Below we show a comparison between the Fed funds target rate and 5-year U.S. Treasury yields (FVX).
The first point is that the trends are similar. 5-year yields and the overnight Fed funds rate trend broadly together.
The second point is that when the funds rate first approached 0% in December of 2008 5-year yields were closer to 1.5%.
We will shift to the chart below right so that we can make our next point. The chart compares the share price of Japanese bank Mitsubishi UFJ (MTU) and the spread or difference between 30-year and 5-year Treasury yields.
MTU reports earnings over night and will likely discuss an impending and expected equity offering so the share price might be volatile today. Our view, however, is sufficiently ‘macro’ to look beyond today’s issues.
When the spread or difference between 30-year and 5-year yields is high the share price of MTU is low. When the difference between 30-year and 5-year yields widens out to roughly 2% (i.e. 20) then MTU tends to be at or near a bottom. The best long-term place to exit MTU is after the yield curve has flattened to the point where the spread approaches the ‘0’ line.
The point is that with the yield spread near the highs it makes sense that MTU is close to the lows. The argument is that a positive trend for MTU requires a flattening of the yield curve and this can be accomplished in one of two ways- higher short-term yields due to very strong economic growth or lower long-term yields. In other words either the Fed funds rate rises towards 5-year yields or 5-year yields decline back towards the funds rate.
Equity/Bond Markets
Below is a comparative view between copper futures and 5-year U.S. Treasury yields.
We have observed on quite a number of occasions over the past year or so that copper PRICES have been quite close to 5-year YIELDS. Copper was around 3.50 when yields were 3.5%, copper fell to 1.20 while yields touched 1.2%, and after stalling at 2.20 and 2.2% respectively yields rose to 3.0% pulling copper prices eventually to 3.00.
The issue, however, is that these two markets have diverged- substantially- during the second half of this year.
When copper is strong and yields are falling... the mining sector does very nicely.
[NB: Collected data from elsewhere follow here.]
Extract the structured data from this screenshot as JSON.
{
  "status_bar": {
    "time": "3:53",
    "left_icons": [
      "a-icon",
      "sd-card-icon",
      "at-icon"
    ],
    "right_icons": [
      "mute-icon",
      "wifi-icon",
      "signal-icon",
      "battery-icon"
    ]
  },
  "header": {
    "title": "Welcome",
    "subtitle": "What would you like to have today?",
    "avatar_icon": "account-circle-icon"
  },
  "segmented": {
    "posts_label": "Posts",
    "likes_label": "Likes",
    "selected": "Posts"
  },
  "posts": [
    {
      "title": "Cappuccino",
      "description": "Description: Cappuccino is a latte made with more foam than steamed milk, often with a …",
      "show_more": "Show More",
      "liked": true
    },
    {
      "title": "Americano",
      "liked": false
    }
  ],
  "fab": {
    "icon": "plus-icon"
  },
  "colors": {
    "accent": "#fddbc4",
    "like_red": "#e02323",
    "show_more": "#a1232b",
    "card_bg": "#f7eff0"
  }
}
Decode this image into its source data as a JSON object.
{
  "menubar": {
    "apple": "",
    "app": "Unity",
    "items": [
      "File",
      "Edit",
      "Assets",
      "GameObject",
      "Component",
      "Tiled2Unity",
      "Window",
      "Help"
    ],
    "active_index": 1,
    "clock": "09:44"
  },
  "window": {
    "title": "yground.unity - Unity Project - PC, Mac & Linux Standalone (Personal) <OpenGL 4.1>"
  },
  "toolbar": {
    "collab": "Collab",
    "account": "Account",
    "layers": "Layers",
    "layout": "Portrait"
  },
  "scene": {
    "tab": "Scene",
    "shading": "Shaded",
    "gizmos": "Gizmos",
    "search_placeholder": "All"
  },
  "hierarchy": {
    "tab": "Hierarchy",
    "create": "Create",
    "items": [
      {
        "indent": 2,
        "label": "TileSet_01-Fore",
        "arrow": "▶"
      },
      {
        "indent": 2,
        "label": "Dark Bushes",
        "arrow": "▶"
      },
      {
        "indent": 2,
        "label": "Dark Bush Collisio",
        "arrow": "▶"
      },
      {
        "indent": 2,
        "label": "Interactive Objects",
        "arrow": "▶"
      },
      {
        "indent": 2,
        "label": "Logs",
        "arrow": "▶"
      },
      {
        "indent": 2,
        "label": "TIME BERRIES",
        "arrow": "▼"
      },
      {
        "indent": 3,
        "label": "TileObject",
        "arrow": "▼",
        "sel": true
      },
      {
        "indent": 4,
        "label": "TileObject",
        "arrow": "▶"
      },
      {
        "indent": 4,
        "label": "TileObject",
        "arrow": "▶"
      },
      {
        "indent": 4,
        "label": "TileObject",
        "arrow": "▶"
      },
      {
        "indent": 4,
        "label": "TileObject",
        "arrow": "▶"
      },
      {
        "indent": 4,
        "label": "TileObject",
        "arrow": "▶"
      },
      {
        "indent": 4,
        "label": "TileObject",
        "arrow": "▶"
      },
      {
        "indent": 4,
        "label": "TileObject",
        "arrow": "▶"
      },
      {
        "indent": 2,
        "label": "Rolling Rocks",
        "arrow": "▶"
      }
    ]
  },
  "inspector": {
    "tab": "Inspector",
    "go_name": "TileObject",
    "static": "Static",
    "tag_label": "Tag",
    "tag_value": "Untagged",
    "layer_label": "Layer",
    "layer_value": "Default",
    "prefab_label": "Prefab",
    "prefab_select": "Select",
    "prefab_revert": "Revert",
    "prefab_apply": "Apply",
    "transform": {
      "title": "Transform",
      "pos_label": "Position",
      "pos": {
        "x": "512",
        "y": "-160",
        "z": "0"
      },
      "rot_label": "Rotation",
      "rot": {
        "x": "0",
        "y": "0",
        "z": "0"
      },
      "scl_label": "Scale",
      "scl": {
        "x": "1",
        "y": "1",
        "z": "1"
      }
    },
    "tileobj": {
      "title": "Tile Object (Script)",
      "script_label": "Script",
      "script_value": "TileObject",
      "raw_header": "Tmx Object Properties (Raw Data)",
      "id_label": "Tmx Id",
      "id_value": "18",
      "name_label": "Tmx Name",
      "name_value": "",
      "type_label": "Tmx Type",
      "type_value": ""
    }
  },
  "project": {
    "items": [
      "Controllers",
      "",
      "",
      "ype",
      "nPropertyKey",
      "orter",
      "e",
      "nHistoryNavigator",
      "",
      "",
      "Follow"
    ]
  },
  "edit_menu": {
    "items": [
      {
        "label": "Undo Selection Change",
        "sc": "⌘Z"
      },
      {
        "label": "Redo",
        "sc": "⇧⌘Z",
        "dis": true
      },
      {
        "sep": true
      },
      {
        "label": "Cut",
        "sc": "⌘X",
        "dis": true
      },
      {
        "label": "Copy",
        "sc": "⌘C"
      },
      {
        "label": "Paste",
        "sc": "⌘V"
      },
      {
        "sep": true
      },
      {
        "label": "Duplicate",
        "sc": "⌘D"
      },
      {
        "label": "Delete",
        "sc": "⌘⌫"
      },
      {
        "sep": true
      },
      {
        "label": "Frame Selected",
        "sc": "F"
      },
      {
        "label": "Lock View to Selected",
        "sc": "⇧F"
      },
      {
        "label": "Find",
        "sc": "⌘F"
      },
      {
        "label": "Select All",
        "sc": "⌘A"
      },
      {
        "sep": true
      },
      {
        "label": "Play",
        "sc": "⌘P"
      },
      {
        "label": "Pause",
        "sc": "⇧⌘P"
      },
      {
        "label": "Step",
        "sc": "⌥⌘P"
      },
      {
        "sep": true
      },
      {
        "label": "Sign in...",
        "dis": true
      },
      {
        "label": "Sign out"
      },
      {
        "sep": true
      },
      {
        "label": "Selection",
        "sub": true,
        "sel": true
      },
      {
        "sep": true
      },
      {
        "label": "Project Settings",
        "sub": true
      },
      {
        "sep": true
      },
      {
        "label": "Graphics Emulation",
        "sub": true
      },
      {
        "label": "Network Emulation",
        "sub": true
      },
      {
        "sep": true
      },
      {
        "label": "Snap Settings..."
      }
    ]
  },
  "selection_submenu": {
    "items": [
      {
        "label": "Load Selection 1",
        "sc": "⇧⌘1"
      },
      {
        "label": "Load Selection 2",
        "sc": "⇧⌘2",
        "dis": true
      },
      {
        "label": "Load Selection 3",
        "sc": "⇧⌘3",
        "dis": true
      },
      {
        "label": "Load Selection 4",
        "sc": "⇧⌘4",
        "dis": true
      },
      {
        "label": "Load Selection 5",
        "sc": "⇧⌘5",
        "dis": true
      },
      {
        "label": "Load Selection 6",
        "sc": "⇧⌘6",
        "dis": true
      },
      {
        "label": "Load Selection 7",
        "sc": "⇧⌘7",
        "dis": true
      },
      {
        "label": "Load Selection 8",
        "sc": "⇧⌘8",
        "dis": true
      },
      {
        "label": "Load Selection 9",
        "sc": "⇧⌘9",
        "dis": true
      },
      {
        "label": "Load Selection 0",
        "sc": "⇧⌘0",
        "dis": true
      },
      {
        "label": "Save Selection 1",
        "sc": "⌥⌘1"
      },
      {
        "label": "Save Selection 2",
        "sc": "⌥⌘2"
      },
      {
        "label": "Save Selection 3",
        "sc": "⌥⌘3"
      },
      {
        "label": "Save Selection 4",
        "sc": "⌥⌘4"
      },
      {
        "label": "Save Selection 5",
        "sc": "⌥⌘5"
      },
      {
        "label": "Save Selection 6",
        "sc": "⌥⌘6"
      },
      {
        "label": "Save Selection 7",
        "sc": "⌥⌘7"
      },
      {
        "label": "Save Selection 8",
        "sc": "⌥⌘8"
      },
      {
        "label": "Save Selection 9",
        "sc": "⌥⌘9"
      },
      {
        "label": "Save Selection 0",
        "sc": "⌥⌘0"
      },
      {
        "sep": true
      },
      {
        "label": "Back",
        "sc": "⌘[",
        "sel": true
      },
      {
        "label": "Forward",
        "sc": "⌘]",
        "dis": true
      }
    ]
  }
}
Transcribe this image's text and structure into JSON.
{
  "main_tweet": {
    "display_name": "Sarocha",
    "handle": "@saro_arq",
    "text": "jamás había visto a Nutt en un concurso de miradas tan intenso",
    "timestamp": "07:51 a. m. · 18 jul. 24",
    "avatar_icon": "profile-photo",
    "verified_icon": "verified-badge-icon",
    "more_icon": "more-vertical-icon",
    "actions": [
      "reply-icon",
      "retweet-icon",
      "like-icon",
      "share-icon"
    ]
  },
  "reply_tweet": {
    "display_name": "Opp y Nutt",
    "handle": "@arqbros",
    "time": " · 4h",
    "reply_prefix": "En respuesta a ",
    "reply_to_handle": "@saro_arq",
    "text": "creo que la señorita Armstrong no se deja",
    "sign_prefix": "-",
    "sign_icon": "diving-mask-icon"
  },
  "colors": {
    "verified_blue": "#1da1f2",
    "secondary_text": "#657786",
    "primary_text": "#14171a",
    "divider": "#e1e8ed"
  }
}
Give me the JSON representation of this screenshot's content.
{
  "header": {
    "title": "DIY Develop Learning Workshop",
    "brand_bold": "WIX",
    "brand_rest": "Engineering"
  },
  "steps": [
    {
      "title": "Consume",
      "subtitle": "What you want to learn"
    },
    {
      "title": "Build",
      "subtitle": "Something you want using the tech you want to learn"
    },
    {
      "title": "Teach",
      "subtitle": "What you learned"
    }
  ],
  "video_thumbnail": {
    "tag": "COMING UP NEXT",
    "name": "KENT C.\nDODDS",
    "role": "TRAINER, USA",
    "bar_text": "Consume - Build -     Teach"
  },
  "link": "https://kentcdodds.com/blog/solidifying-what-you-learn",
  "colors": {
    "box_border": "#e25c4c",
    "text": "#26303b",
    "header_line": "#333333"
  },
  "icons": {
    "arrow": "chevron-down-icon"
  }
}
When metals prices are rising and interest rates are declining then the gold miners tend to rise in price. Below we compare the Philadelphia Gold and Silver Index (XAU) with the ratio between copper prices and 10-year yields.
A rising copper PRICE in the face of falling YIELDS drives the ratio higher which, in turn, creates a sense of momentum behind the gold miners. That has been ‘the trend’ for the past year.
Further below we compare 10-year yields with the ratio between crude oil prices and gold prices.
The argument is that the trend for yields is not clearly up OR down. The trend for yields has actually been almost dead flat since June as the crude oil/gold ratio has tracked sideways. Energy price strength could push the Fed funds rate UP towards 5-year yields while energy price weakness could pull 5-year yields DOWN towards the funds rate. To date the markets appear to be marking time before a decision is ultimately reached.